Scenario 1: Leader Broker Dies
This is the scenario Raft is designed to handle.
Initial state: Broker 1 is the leader; Brokers 2 and 3 are followers. Two workers are connected, processing tasks.
The failure: Broker 1 crashes (or gets network‑partitioned).
What happens next:
- Brokers 2 and 3 stop receiving heartbeats from Broker 1.
- Their election timers expire (within 1.5–3 seconds).
- One of them (e.g., Broker 2) times out first, becomes a candidate, and requests votes.
- Broker 3 grants its vote (Broker 1 is unreachable).
- Broker 2 becomes the new leader and starts sending heartbeats.
Worker behavior: Workers’ next request to Broker 1 fails with a connection error. They iterate through known broker addresses, query /status, discover that Broker 2 is now leader, and reconnect (typically 1–2 seconds).

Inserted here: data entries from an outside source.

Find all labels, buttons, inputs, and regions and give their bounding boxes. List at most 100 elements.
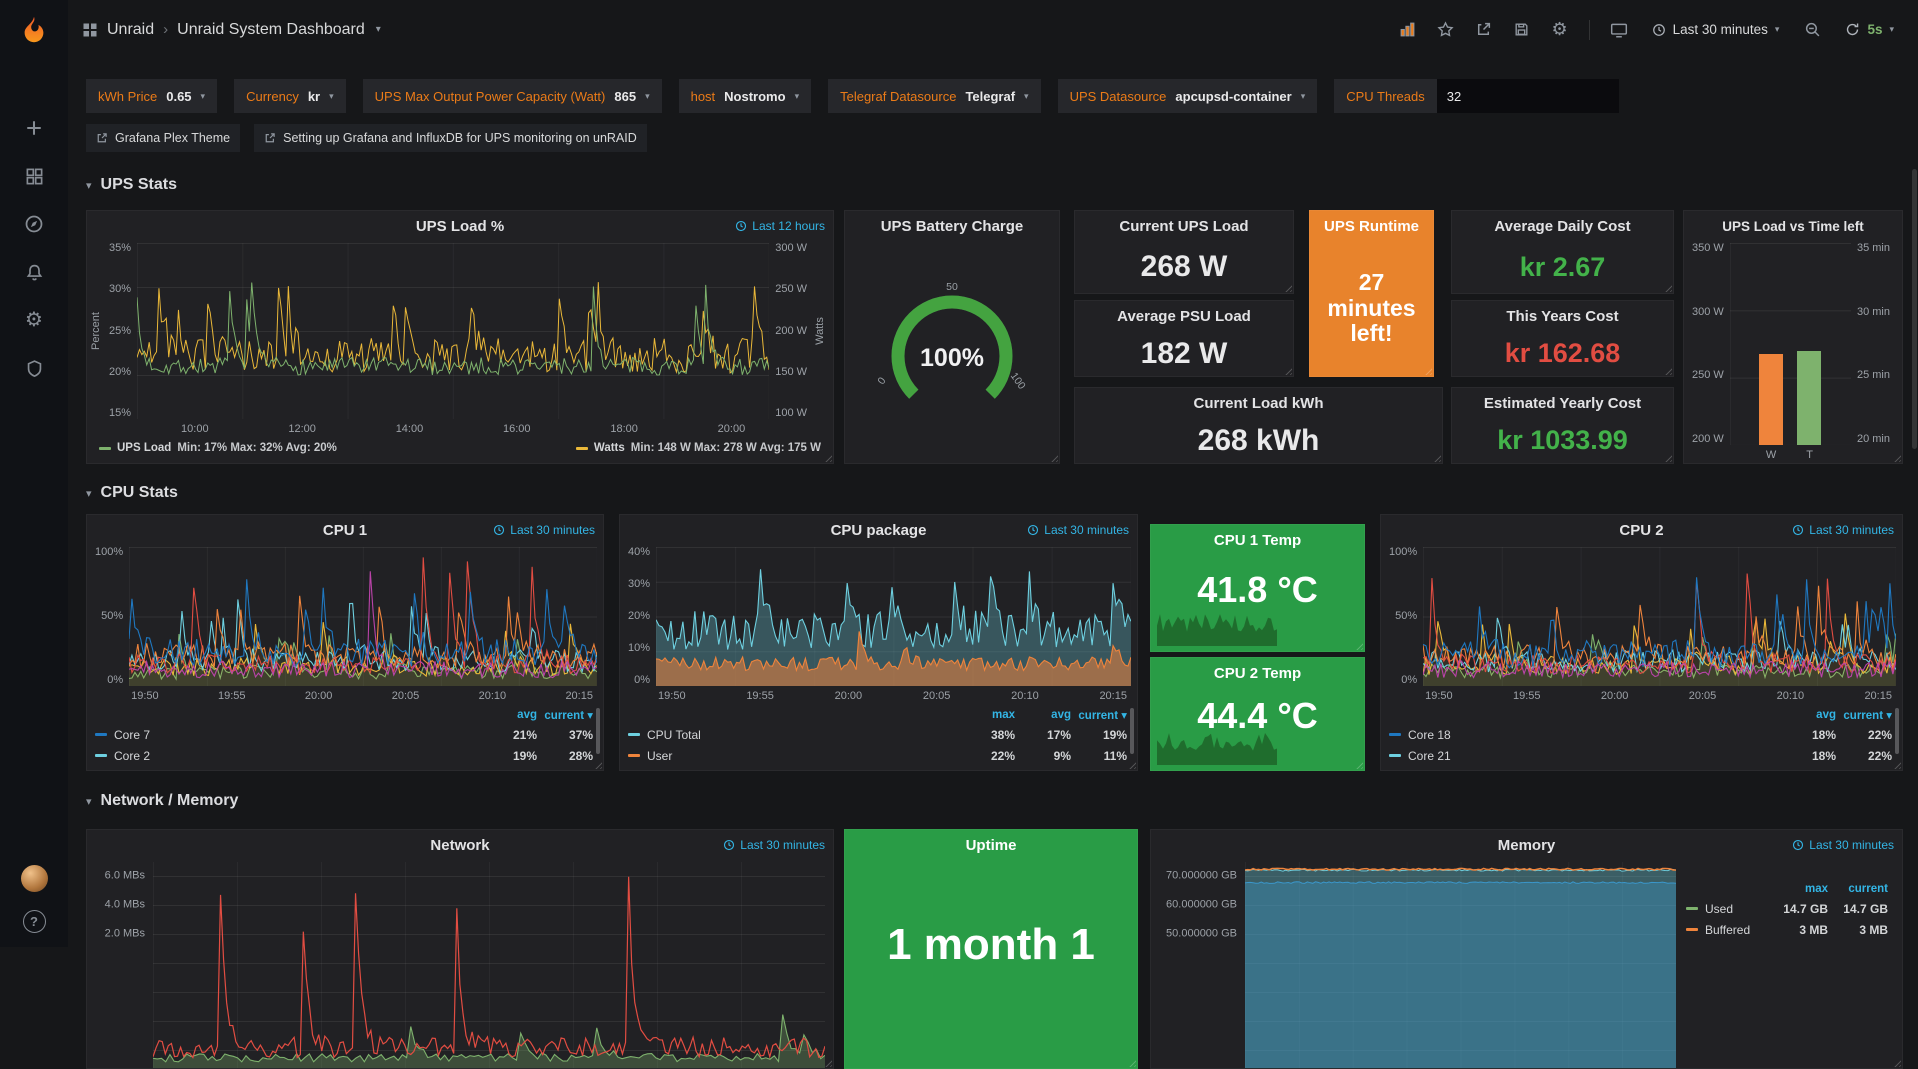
- panel-title[interactable]: UPS Load vs Time left: [1722, 218, 1864, 234]
- panel-title[interactable]: This Years Cost: [1506, 307, 1619, 325]
- settings-gear-icon[interactable]: ⚙: [1551, 19, 1568, 39]
- add-icon[interactable]: [0, 104, 68, 152]
- legend-row[interactable]: Core 2 19% 28%: [95, 745, 593, 766]
- legend-item[interactable]: Watts Min: 148 W Max: 278 W Avg: 175 W: [575, 442, 821, 454]
- legend-scrollbar[interactable]: [1895, 708, 1899, 754]
- panel-title[interactable]: Current UPS Load: [1119, 217, 1249, 235]
- panel-title[interactable]: Memory: [1497, 836, 1556, 854]
- panel-title[interactable]: Estimated Yearly Cost: [1483, 394, 1642, 412]
- y-axis: 100% 50% 0%: [95, 546, 124, 686]
- variable-dropdown[interactable]: host Nostromo ▾: [678, 79, 812, 113]
- panel-title[interactable]: Average PSU Load: [1117, 307, 1251, 325]
- dashboard-link[interactable]: Setting up Grafana and InfluxDB for UPS …: [254, 124, 647, 152]
- breadcrumb-separator-icon: ›: [163, 21, 169, 38]
- panel-title[interactable]: CPU package: [830, 521, 927, 539]
- dashboards-icon[interactable]: [0, 152, 68, 200]
- legend-table: max current Used 14.7 GB 14.7 GB Buffered 3 MB…: [1676, 862, 1894, 1068]
- panel-title[interactable]: UPS Runtime: [1323, 217, 1419, 235]
- time-override-badge: Last 30 minutes: [1792, 838, 1894, 852]
- title-caret-icon[interactable]: ▾: [375, 24, 381, 35]
- explore-compass-icon[interactable]: [0, 200, 68, 248]
- dashboard-link[interactable]: Grafana Plex Theme: [86, 124, 241, 152]
- ups-load-graph[interactable]: [137, 243, 770, 419]
- breadcrumb-folder[interactable]: Unraid: [107, 20, 155, 38]
- legend-row[interactable]: User 22% 9% 11%: [628, 745, 1127, 766]
- top-navbar: Unraid › Unraid System Dashboard ▾ ⚙ Las…: [68, 0, 1918, 59]
- panel-ups-runtime: UPS Runtime 27 minutes left!: [1309, 210, 1434, 377]
- gauge-value: 100%: [920, 344, 984, 372]
- y-axis: 100% 50% 0%: [1389, 546, 1418, 686]
- refresh-picker[interactable]: 5s ▾: [1835, 14, 1904, 46]
- help-icon[interactable]: ?: [22, 910, 46, 933]
- legend-row[interactable]: Core 21 18% 22%: [1389, 745, 1892, 766]
- variable-dropdown[interactable]: Telegraf Datasource Telegraf ▾: [828, 79, 1041, 113]
- legend-row[interactable]: Used 14.7 GB 14.7 GB: [1686, 898, 1888, 919]
- star-icon[interactable]: [1431, 15, 1461, 45]
- server-admin-shield-icon[interactable]: [0, 344, 68, 392]
- x-axis: 19:50 19:55 20:00 20:05 20:10 20:15: [1425, 690, 1892, 702]
- chevron-down-icon: ▾: [86, 179, 92, 192]
- panel-title[interactable]: Network: [430, 836, 490, 854]
- panel-uptime: Uptime 1 month 1: [844, 829, 1138, 1069]
- panel-title[interactable]: Current Load kWh: [1193, 394, 1324, 412]
- panel-cpu1-temp: CPU 1 Temp 41.8 °C: [1150, 524, 1365, 652]
- legend-row[interactable]: CPU Total 38% 17% 19%: [628, 724, 1127, 745]
- variable-dropdown[interactable]: UPS Max Output Power Capacity (Watt) 865 ▾: [362, 79, 662, 113]
- panel-title[interactable]: Average Daily Cost: [1494, 217, 1631, 235]
- panel-title[interactable]: CPU 1: [322, 521, 368, 539]
- alerting-bell-icon[interactable]: [0, 248, 68, 296]
- legend-row[interactable]: Core 18 18% 22%: [1389, 724, 1892, 745]
- panel-title[interactable]: CPU 1 Temp: [1213, 531, 1302, 549]
- page-title[interactable]: Unraid System Dashboard: [177, 20, 365, 38]
- network-graph[interactable]: [153, 862, 825, 1068]
- y-axis: 6.0 MBs 4.0 MBs 2.0 MBs: [104, 869, 145, 940]
- zoom-out-icon[interactable]: [1797, 15, 1827, 45]
- stat-value: kr 1033.99: [1497, 425, 1628, 455]
- panel-title[interactable]: Uptime: [965, 836, 1017, 854]
- panel-cpu2-temp: CPU 2 Temp 44.4 °C: [1150, 657, 1365, 771]
- grafana-logo-icon[interactable]: [0, 0, 68, 59]
- sidebar: ⚙ ?: [0, 0, 68, 947]
- time-override-badge: Last 30 minutes: [1027, 523, 1129, 537]
- time-override-badge: Last 12 hours: [735, 219, 825, 233]
- row-header-cpu-stats[interactable]: ▾ CPU Stats: [86, 484, 178, 501]
- cpu2-graph[interactable]: [1423, 547, 1896, 686]
- series-marker: [575, 446, 588, 450]
- panel-current-ups-load: Current UPS Load 268 W: [1074, 210, 1294, 294]
- memory-graph[interactable]: [1245, 862, 1676, 1068]
- configuration-gear-icon[interactable]: ⚙: [25, 309, 43, 331]
- legend-item[interactable]: UPS Load Min: 17% Max: 32% Avg: 20%: [99, 442, 337, 454]
- external-link-icon: [264, 132, 276, 144]
- variable-dropdown[interactable]: UPS Datasource apcupsd-container ▾: [1057, 79, 1318, 113]
- panel-ups-load-vs-time-left: UPS Load vs Time left 350 W 300 W 250 W 200…: [1683, 210, 1903, 464]
- save-icon[interactable]: [1507, 15, 1537, 45]
- variable-dropdown[interactable]: kWh Price 0.65 ▾: [86, 79, 218, 113]
- ups-bar-graph[interactable]: [1729, 243, 1851, 445]
- panel-title[interactable]: CPU 2 Temp: [1213, 664, 1302, 682]
- panel-average-psu-load: Average PSU Load 182 W: [1074, 300, 1294, 377]
- panel-title[interactable]: CPU 2: [1619, 521, 1664, 539]
- share-icon[interactable]: [1469, 15, 1499, 45]
- tv-mode-icon[interactable]: [1604, 15, 1634, 45]
- panel-title[interactable]: UPS Battery Charge: [880, 217, 1024, 235]
- page-scrollbar[interactable]: [1910, 59, 1918, 947]
- variable-dropdown[interactable]: Currency kr ▾: [234, 79, 346, 113]
- legend-row[interactable]: Core 7 21% 37%: [95, 724, 593, 745]
- variable-input[interactable]: [1436, 79, 1619, 113]
- panel-title[interactable]: UPS Load %: [415, 217, 505, 235]
- panel-cpu-2: CPU 2 Last 30 minutes 100% 50% 0% 19:50 19:…: [1380, 514, 1903, 771]
- time-range-picker[interactable]: Last 30 minutes ▾: [1642, 14, 1790, 46]
- y-axis-right: 35 min 30 min 25 min 20 min: [1856, 242, 1890, 445]
- time-override-badge: Last 30 minutes: [493, 523, 595, 537]
- variable-label: CPU Threads: [1334, 79, 1437, 113]
- row-header-ups-stats[interactable]: ▾ UPS Stats: [86, 176, 177, 193]
- cpu1-graph[interactable]: [129, 547, 597, 686]
- user-avatar[interactable]: [20, 865, 48, 892]
- row-header-network-memory[interactable]: ▾ Network / Memory: [86, 792, 239, 809]
- legend-scrollbar[interactable]: [596, 708, 600, 754]
- legend-row[interactable]: Buffered 3 MB 3 MB: [1686, 919, 1888, 940]
- add-panel-icon[interactable]: [1393, 15, 1423, 45]
- cpu-package-graph[interactable]: [656, 547, 1131, 686]
- legend-scrollbar[interactable]: [1130, 708, 1134, 754]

Data safety: Any task that was committed before the crash is safe—it exists on a majority of nodes, and the new leader has it. Uncommitted entries (acknowledged by fewer than two nodes) are lost, but these were never confirmed to clients.
Scenario 2: Follower Broker Dies
Simpler than leader failure.
Initial state: Broker 1 is leader; Broker 3 crashes.

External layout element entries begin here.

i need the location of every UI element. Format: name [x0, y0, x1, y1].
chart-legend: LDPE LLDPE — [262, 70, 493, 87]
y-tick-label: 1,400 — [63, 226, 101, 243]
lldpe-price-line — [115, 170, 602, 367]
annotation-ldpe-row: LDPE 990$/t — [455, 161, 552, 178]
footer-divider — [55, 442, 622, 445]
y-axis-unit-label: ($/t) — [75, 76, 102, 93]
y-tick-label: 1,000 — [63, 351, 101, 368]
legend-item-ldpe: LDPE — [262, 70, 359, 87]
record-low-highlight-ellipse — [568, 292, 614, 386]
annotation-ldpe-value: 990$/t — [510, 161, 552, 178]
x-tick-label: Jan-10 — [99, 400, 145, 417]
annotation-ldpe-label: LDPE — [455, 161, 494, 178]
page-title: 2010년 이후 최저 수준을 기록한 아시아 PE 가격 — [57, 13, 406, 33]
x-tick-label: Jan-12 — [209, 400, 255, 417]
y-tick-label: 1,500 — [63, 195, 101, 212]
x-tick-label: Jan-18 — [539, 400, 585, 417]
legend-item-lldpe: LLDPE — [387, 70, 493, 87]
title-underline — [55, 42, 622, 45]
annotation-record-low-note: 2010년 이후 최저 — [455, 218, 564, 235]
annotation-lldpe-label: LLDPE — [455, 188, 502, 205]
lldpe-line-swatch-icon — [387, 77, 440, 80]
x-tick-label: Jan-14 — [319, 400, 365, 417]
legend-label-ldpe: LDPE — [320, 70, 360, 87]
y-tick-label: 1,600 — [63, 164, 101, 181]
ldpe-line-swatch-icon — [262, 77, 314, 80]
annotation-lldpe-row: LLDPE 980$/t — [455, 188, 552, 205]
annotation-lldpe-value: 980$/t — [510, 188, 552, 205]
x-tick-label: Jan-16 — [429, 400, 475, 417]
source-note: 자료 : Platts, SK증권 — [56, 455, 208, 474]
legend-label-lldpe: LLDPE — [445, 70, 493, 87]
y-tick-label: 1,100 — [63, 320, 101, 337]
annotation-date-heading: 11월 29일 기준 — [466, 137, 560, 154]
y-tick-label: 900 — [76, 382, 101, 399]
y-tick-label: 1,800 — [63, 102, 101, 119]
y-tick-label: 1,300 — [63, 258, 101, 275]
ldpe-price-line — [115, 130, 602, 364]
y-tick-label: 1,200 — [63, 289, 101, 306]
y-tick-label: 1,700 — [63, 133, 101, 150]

What happens: Almost nothing visible. The leader notices Broker 3 isn’t responding to AppendEntries, but it can still reach Broker 2. With 2 of 3 nodes alive, the cluster retains quorum and continues normally. Writes still succeed because the leader replicates to Broker 2, receives acknowledgment, and commits.
If Broker 3 returns: It rejoins as a follower, receives missing log entries from the leader, and catches up.
Scenario 3: Worker Dies Mid‑Task
The broker detects dead workers and reassigns their tasks automatically.
Initial state: Worker 1 is processing Task A. Worker 2 is idle.
Failure: Worker 1 crashes or loses network connectivity.
Broker response: The broker monitors heartbeats from workers. When the heartbeat from Worker 1 stops, the broker marks the task as pending again and places it back in the queue. Worker 2 (or any other available worker) picks up Task A and continues processing.
Result: No task is lost, and the system remains consistent despite worker churn.